Lefties are notoriously hard to find. While 95+ fastballs are nice, natural movement and pin point accuracy are far more common, and far harder to recognize. Even as Goocher moved up to Double-A and struggled, it was control and movement that the Diamondbacks preferred to focus on, and Goocher has placed himself near the top of a crowded field of contenders to fill out the D'Backs rotation and bullpen in the next three years.
Pitches: One of the reasons his success at Yakima was written off is that he came to the Diamondbacks already throwing four pitches for consistent strikes. While it may be the only situation in history where being prepared was actually a detriment, the Diamondbacks didn't really even start working with Goocher until he first ran into trouble in Double-A.
"This is a kid who has been throwing the same way for probably 10 years," a scout who has watched Goocher pitch for much longer than just his time in the D'Backs organization, "and suddenly he got to Double-A and started struggling, but he was still open to making changes, and working on things even when it would get him into trouble in games."
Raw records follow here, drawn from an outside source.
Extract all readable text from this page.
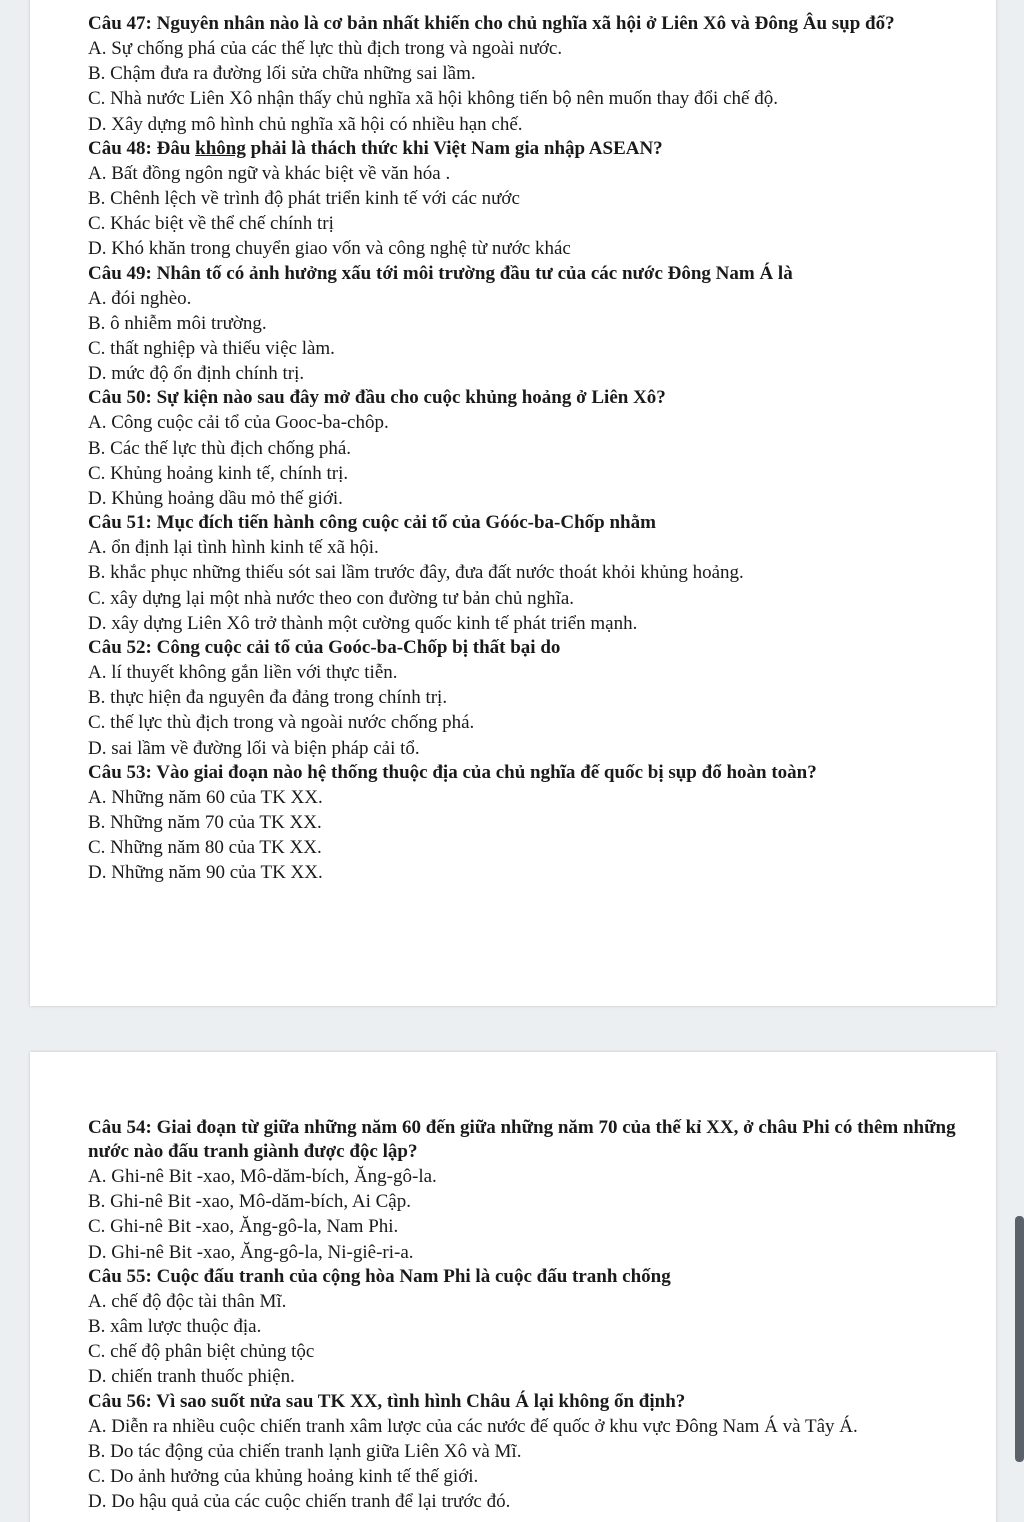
Câu 47: Nguyên nhân nào là cơ bản nhất khiến cho chủ nghĩa xã hội ở Liên Xô và Đông Âu sụp đổ?

A. Sự chống phá của các thế lực thù địch trong và ngoài nước.

B. Chậm đưa ra đường lối sửa chữa những sai lầm.

C. Nhà nước Liên Xô nhận thấy chủ nghĩa xã hội không tiến bộ nên muốn thay đổi chế độ.

D. Xây dựng mô hình chủ nghĩa xã hội có nhiều hạn chế.

Câu 48: Đâu không phải là thách thức khi Việt Nam gia nhập ASEAN?

A. Bất đồng ngôn ngữ và khác biệt về văn hóa .

B. Chênh lệch về trình độ phát triển kinh tế với các nước

C. Khác biệt về thể chế chính trị

D. Khó khăn trong chuyển giao vốn và công nghệ từ nước khác

Câu 49: Nhân tố có ảnh hưởng xấu tới môi trường đầu tư của các nước Đông Nam Á là

A. đói nghèo.

B. ô nhiễm môi trường.

C. thất nghiệp và thiếu việc làm.

D. mức độ ổn định chính trị.

Câu 50: Sự kiện nào sau đây mở đầu cho cuộc khủng hoảng ở Liên Xô?

A. Công cuộc cải tổ của Gooc-ba-chôp.

B. Các thế lực thù địch chống phá.

C. Khủng hoảng kinh tế, chính trị.

D. Khủng hoảng dầu mỏ thế giới.

Câu 51: Mục đích tiến hành công cuộc cải tổ của Góóc-ba-Chốp nhằm

A. ổn định lại tình hình kinh tế xã hội.

B. khắc phục những thiếu sót sai lầm trước đây, đưa đất nước thoát khỏi khủng hoảng.

C. xây dựng lại một nhà nước theo con đường tư bản chủ nghĩa.

D. xây dựng Liên Xô trở thành một cường quốc kinh tế phát triển mạnh.

Câu 52: Công cuộc cải tổ của Goóc-ba-Chốp bị thất bại do

A. lí thuyết không gắn liền với thực tiễn.

B. thực hiện đa nguyên đa đảng trong chính trị.

C. thế lực thù địch trong và ngoài nước chống phá.

D. sai lầm về đường lối và biện pháp cải tổ.

Câu 53: Vào giai đoạn nào hệ thống thuộc địa của chủ nghĩa đế quốc bị sụp đổ hoàn toàn?

A. Những năm 60 của TK XX.

B. Những năm 70 của TK XX.

C. Những năm 80 của TK XX.

D. Những năm 90 của TK XX.

Câu 54: Giai đoạn từ giữa những năm 60 đến giữa những năm 70 của thế kỉ XX, ở châu Phi có thêm những nước nào đấu tranh giành được độc lập?

A. Ghi-nê Bit -xao, Mô-dăm-bích, Ăng-gô-la.

B. Ghi-nê Bit -xao, Mô-dăm-bích, Ai Cập.

C. Ghi-nê Bit -xao, Ăng-gô-la, Nam Phi.

D. Ghi-nê Bit -xao, Ăng-gô-la, Ni-giê-ri-a.

Câu 55: Cuộc đấu tranh của cộng hòa Nam Phi là cuộc đấu tranh chống

A. chế độ độc tài thân Mĩ.

B. xâm lược thuộc địa.

C. chế độ phân biệt chủng tộc

D. chiến tranh thuốc phiện.

Câu 56: Vì sao suốt nửa sau TK XX, tình hình Châu Á lại không ổn định?

A. Diễn ra nhiều cuộc chiến tranh xâm lược của các nước đế quốc ở khu vực Đông Nam Á và Tây Á.

B. Do tác động của chiến tranh lạnh giữa Liên Xô và Mĩ.

C. Do ảnh hưởng của khủng hoảng kinh tế thế giới.

D. Do hậu quả của các cuộc chiến tranh để lại trước đó.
Specifically what Goocher has been working on is throwing his slider to right handed hitters. It's an approach that could make or break Goocher's chances. Because his fastball is average (sitting in the upper 80s) and his change up lacks movement, throwing the slider backdoor to righties can be the equalizer Goocher needs. The problem is when you miss with the backdoor slider, it breaks into a right handed hitter's wheel house, resulting in a lot of hard hit balls. Goocher gave up 20 homers in 140.2 innings last season at Double-A Tennessee, that number will have to drop dramatically.
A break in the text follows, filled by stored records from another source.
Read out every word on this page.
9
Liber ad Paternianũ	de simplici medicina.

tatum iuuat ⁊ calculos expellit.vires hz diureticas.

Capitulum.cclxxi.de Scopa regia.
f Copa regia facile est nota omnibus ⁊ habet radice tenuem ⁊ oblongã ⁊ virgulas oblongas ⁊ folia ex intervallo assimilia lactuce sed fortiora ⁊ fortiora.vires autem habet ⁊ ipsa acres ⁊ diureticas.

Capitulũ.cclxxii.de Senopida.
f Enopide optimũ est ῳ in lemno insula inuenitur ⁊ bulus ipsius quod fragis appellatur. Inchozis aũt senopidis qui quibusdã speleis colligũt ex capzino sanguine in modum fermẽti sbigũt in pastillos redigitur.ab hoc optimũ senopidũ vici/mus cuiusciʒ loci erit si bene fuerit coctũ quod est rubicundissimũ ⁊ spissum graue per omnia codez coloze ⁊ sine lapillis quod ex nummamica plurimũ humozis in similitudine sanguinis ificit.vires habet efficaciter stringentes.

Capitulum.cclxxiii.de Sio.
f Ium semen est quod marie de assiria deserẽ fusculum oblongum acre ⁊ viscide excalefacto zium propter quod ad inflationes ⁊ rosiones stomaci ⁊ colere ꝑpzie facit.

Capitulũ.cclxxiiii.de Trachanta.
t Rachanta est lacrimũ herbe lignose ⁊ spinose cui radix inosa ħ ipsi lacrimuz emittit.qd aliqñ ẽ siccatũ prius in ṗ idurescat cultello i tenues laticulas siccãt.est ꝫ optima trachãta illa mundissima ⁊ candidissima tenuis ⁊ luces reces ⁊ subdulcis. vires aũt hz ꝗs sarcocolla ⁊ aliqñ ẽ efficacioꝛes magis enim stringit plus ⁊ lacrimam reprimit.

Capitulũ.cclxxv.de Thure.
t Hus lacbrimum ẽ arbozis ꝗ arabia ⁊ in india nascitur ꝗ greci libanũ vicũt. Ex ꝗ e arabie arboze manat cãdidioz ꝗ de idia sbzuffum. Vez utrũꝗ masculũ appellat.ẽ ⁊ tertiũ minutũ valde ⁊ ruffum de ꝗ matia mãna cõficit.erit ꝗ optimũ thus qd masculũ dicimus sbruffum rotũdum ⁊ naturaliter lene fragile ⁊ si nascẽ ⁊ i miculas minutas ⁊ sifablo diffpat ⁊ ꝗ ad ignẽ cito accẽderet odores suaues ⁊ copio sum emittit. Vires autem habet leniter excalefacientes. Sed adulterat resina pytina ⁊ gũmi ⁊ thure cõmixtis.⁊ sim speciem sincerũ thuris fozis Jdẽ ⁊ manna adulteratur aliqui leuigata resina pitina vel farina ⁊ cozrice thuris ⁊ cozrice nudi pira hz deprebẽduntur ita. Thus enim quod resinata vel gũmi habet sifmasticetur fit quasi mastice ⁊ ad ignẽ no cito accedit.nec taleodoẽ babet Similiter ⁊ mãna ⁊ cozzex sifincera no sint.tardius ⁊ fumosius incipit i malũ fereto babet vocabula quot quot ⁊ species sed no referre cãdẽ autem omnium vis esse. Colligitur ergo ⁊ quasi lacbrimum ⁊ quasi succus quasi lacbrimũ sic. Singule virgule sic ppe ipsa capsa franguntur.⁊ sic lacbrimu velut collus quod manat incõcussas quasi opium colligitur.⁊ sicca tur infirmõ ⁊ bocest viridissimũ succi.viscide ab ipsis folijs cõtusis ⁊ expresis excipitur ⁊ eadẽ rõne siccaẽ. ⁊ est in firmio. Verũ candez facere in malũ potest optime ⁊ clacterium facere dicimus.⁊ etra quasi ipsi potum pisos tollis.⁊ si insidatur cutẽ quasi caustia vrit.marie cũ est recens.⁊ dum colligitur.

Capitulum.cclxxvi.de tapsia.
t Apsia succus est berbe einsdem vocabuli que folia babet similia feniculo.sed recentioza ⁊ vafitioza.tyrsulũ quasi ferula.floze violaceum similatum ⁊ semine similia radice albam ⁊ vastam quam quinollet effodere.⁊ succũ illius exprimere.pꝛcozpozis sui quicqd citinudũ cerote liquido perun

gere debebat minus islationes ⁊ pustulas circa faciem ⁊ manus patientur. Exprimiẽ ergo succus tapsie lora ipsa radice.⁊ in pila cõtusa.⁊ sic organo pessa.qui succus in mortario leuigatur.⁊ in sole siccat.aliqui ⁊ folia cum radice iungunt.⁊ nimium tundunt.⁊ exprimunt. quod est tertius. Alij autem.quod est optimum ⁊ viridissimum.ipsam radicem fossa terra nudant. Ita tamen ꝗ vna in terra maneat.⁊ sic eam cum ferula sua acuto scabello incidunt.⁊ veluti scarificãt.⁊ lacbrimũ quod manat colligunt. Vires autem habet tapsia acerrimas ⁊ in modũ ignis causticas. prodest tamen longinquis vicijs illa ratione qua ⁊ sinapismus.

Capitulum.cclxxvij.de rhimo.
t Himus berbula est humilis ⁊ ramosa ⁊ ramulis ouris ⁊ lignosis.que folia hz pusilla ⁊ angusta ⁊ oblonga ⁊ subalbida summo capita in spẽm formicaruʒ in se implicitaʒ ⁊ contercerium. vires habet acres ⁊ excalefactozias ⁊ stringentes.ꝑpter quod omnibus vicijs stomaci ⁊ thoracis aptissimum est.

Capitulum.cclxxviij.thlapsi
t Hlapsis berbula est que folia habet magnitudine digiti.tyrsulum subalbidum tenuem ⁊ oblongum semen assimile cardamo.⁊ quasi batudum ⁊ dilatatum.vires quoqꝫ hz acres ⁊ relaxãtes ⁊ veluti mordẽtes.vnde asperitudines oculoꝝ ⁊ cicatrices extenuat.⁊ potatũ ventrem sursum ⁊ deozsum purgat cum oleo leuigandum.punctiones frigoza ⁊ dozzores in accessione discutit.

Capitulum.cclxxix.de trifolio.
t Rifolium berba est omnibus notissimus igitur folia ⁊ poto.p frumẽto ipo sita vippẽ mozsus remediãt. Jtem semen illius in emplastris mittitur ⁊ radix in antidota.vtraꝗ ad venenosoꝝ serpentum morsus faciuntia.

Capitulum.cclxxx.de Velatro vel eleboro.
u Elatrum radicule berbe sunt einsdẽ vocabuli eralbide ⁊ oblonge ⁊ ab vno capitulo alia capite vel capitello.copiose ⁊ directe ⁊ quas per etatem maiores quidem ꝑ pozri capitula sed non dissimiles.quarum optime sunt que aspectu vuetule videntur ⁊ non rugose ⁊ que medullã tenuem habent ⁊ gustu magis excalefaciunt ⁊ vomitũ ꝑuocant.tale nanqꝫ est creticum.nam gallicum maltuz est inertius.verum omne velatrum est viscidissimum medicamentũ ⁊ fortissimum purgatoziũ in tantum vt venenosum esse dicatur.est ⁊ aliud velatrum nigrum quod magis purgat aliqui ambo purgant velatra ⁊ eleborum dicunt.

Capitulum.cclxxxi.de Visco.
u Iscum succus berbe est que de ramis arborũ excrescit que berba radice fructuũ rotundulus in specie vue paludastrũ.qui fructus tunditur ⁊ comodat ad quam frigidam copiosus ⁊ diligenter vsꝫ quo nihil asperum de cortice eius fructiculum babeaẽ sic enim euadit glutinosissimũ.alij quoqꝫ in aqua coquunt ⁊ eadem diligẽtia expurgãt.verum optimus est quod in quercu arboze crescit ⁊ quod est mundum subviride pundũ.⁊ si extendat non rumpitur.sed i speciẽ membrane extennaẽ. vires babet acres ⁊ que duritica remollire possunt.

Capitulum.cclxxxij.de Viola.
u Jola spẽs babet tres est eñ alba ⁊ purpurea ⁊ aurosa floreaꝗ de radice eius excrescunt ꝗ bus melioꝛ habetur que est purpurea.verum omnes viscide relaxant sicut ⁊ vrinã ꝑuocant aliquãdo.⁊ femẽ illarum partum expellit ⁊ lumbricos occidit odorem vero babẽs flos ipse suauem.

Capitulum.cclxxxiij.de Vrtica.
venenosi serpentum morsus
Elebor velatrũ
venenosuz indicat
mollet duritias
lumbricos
Prediction: Perhaps the biggest thing standing in Goocher's way is his similarity to pitchers ahead of him in the system. Goocher, Michael Gosling, and Brad Halsey all have very similar repertoires, meaning to have a legitimate shot at the bigs, Goocher will not only have to improve, but become clearly better than the two pitchers ahead of him. Still, coaches have always praised him for his approach, and his willingness to fail in the pursuit of getting better.
"One of the biggest things you see with young pitchers is that when they are trying something new in games, and it isn't working, they tend to revert back to what they were doing," our scout said, "Goocher never did that. Last year he'd try to throw that slider and it would get hard, but he'd go right back to it on the next righty. That's a good sign, it means he understands what he needs to do."
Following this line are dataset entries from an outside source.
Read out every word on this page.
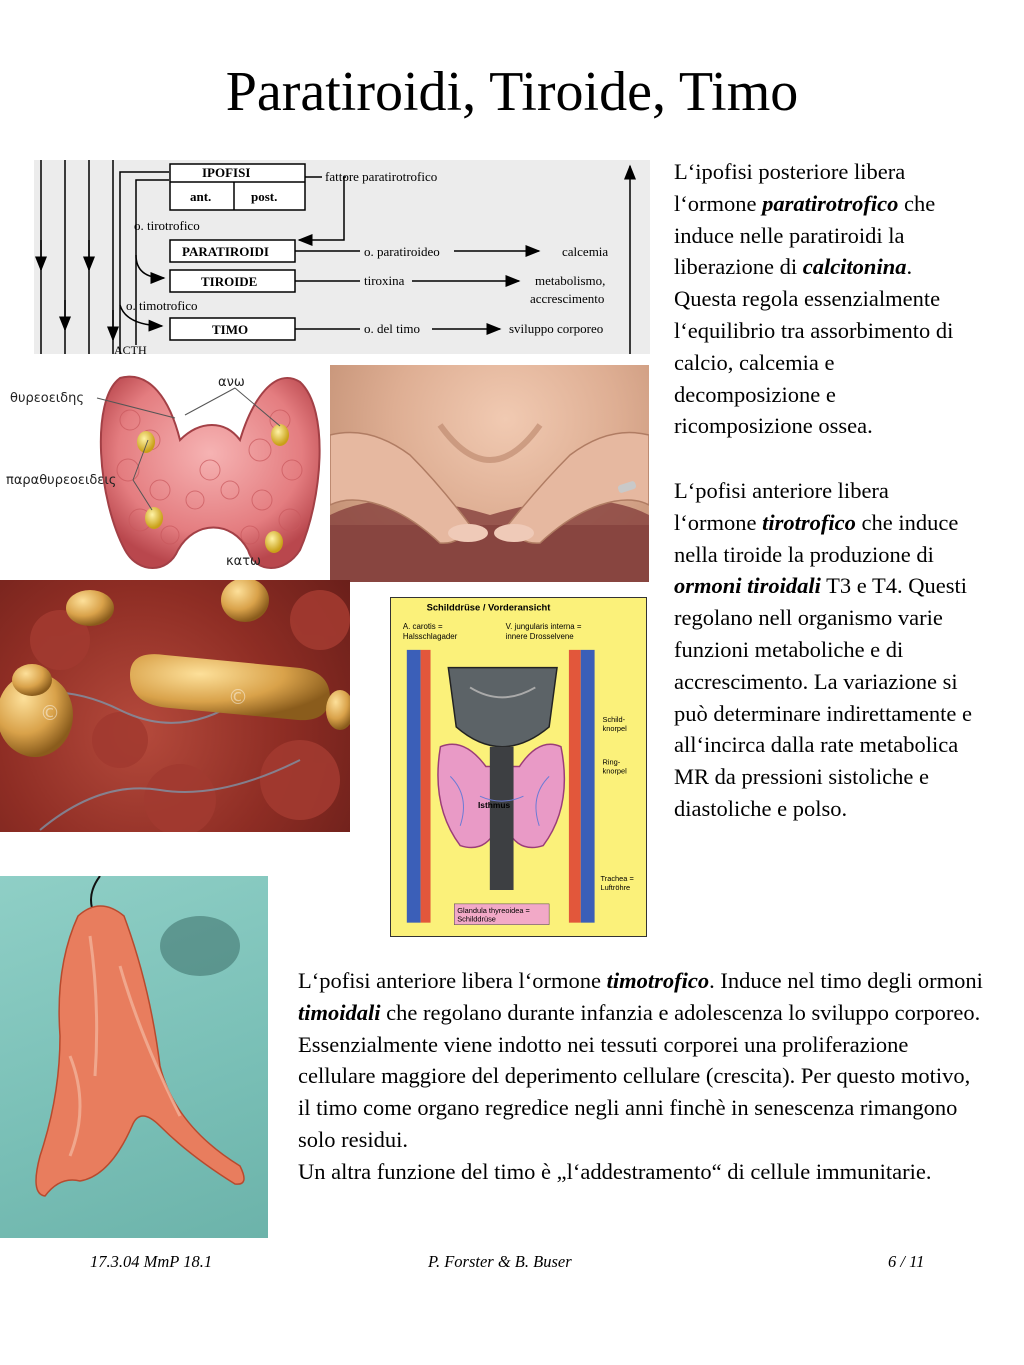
Paratiroidi, Tiroide, Timo
IPOFISI
ant.	post.
fattore paratirotrofico
o. tirotrofico
PARATIROIDI	o. paratiroideo	calcemia
TIROIDE	tiroxina	metabolismo,
accrescimento
o. timotrofico
TIMO	o. del timo	sviluppo corporeo
ACTH
θυρεοειδης
ανω
παραθυρεοειδεις
κατω
©
©
Schilddrüse / Vorderansicht
A. carotis =
Halsschlagader
V. jungularis interna =
innere Drosselvene
Schild-
knorpel
Ring-
knorpel
Isthmus
Trachea =
Luftröhre
Glandula thyreoidea =
Schilddrüse
L‘ipofisi posteriore libera l‘ormone paratirotrofico che induce nelle paratiroidi la liberazione di calcitonina. Questa regola essenzialmente l‘equilibrio tra assorbimento di calcio, calcemia e decomposizione e ricomposizione ossea.
L‘pofisi anteriore libera l‘ormone tirotrofico che induce nella tiroide la produzione di ormoni tiroidali T3 e T4. Questi regolano nell organismo varie funzioni metaboliche e di accrescimento. La variazione si può determinare indirettamente e all‘incirca dalla rate metabolica MR da pressioni sistoliche e diastoliche e polso.
L‘pofisi anteriore libera l‘ormone timotrofico. Induce nel timo degli ormoni timoidali che regolano durante infanzia e adolescenza lo sviluppo corporeo. Essenzialmente viene indotto nei tessuti corporei una proliferazione cellulare maggiore del deperimento cellulare (crescita). Per questo motivo, il timo come organo regredice negli anni finchè in senescenza rimangono solo residui.
Un altra funzione del timo è „l‘addestramento“ di cellule immunitarie.
17.3.04 MmP 18.1	P. Forster & B. Buser	6 / 11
ETA: Goocher will start '06 back at Double-A, and his success will be based as much on Gosling, Halsey, and Bill Murphy as it will be on himself. If any of the three falter Goocher's stock will rise, and rise exponentially if he comes into camp with more control of that slider. Reports have him changing the grip on his changeup in an attempt to get more movement as well. He may have already reached his peak, and if that's the case Goocher may end up being an organizational pitcher, but if he comes back with those two pitches firing on all cylinders he could be ready for big league action as early as the 2007 season.